Another way in which a YES resolution could be reached is if similar to the above happens and a minority of partisans begin to consider the gestalt system to be a kind of person or mind deserving of status and recognition. They publish in a circle where citing the swarm as the person is either normal or an act of sincere protest, and a journal editor goes along with it. This would count even though the joke wouldn't because the publishers are sincere. If other institutions go along with the journal editors decision (e.g. Wikipedia editors and ResearchGate) this question would resolve YES. Again in this case general acceptance doesn't require that everyone involved believe it's the person, just that their behavior isn't substantially different than if they did. If they go along with it, it's a YES resolution.
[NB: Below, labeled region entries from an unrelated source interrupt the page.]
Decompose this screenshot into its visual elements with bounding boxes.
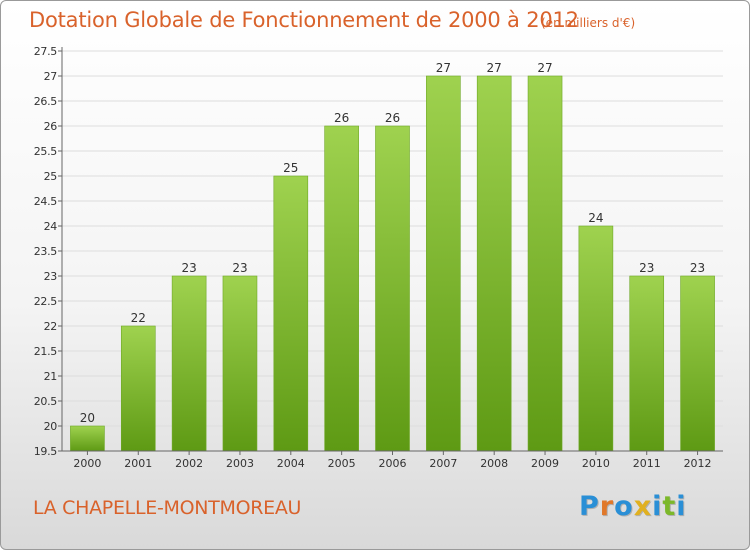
logo-letter: o: [614, 491, 634, 522]
logo-letter: r: [599, 491, 615, 522]
y-tick-label: 27: [44, 70, 58, 83]
y-tick-label: 21.5: [34, 345, 58, 358]
logo-letter: i: [676, 491, 687, 522]
bar: [375, 125, 410, 452]
data-label: 20: [80, 411, 95, 425]
data-label: 23: [690, 261, 705, 275]
bar: [171, 275, 207, 452]
x-tick-label: 2005: [328, 457, 356, 470]
x-tick-label: 2006: [379, 457, 407, 470]
bar: [527, 75, 563, 452]
logo-letter: x: [633, 491, 653, 522]
bar: [222, 275, 258, 452]
data-label: 27: [537, 61, 552, 75]
y-tick-label: 24.5: [34, 195, 58, 208]
data-label: 26: [385, 111, 400, 125]
data-label: 26: [334, 111, 349, 125]
bar: [578, 225, 614, 452]
data-label: 27: [436, 61, 451, 75]
y-tick-label: 22: [44, 320, 57, 333]
bars: [70, 75, 715, 452]
x-tick-label: 2000: [73, 457, 101, 470]
data-label: 23: [181, 261, 196, 275]
commune-name: LA CHAPELLE-MONTMOREAU: [33, 497, 302, 519]
y-tick-label: 23.5: [34, 245, 58, 258]
x-tick-label: 2004: [277, 457, 305, 470]
x-tick-label: 2008: [480, 457, 508, 470]
y-tick-label: 23: [44, 270, 58, 283]
logo-letter: P: [579, 491, 600, 522]
data-label: 22: [131, 311, 146, 325]
y-tick-label: 25.5: [34, 145, 58, 158]
x-tick-label: 2002: [175, 457, 203, 470]
y-tick-label: 22.5: [34, 295, 58, 308]
data-label: 24: [588, 211, 603, 225]
data-label: 23: [639, 261, 654, 275]
bar: [120, 325, 156, 452]
x-tick-label: 2001: [124, 457, 152, 470]
x-tick-label: 2010: [582, 457, 610, 470]
data-label: 25: [283, 161, 298, 175]
x-tick-label: 2012: [684, 457, 712, 470]
y-tick-label: 26.5: [34, 95, 58, 108]
bar: [273, 175, 309, 452]
bar: [680, 275, 715, 452]
y-tick-label: 27.5: [34, 45, 58, 58]
chart-subtitle: (en milliers d'€): [541, 16, 636, 30]
bar: [426, 75, 461, 452]
y-tick-label: 19.5: [34, 445, 58, 458]
x-tick-label: 2011: [633, 457, 661, 470]
data-label: 23: [232, 261, 247, 275]
logo-letter: i: [652, 491, 663, 522]
bar: [629, 275, 665, 452]
y-tick-label: 20: [44, 420, 58, 433]
y-tick-label: 24: [44, 220, 58, 233]
y-tick-label: 20.5: [34, 395, 58, 408]
bar: [476, 75, 512, 452]
proxiti-logo: Proxiti: [579, 491, 687, 522]
x-tick-label: 2003: [226, 457, 254, 470]
y-tick-label: 26: [44, 120, 58, 133]
x-tick-label: 2009: [531, 457, 559, 470]
y-tick-label: 21: [44, 370, 57, 383]
bar: [324, 125, 359, 452]
data-label: 27: [487, 61, 502, 75]
logo-letter: t: [662, 491, 677, 522]
axes: [58, 47, 723, 455]
chart-title: Dotation Globale de Fonctionnement de 20…: [29, 8, 579, 32]
labels: 19.5 20 20.5 21 21.5 22 22.5 23 23.5 24 24.5 25 25.5…: [34, 45, 712, 470]
y-tick-label: 25: [44, 170, 58, 183]
x-tick-label: 2007: [429, 457, 457, 470]
bar: [70, 425, 105, 452]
Obviously as you say it's unlikely for the norms to just totally change overnight (though I distinctly remember that in pre-GPT media it was considered epistemically permissible to conclude that your computer is supernaturally possessed if a program displayed NLP capabilities similar to GPT-2, and that the Quarians in Mass Effect are supposed to have started a civil war with their robotic capital stock when one asked the question "Does this unit have a soul?"), so this question is mostly about the edges of the possible in its timeframe. I find asking these kinds of questions interesting because they're the kind of futurology that is thought provoking and just on the edge of meaningfully predictable (I believe Tetlock found that forecasting accuracy really starts to drop off when the resolution is more than 3 years out). Most questions on Manifold are either relatively mundane or so far out as to be totally uncalibrated/highly likely to outlive the existence of Manifold itself. It's the questions in between those two extremes that I think are really worth asking.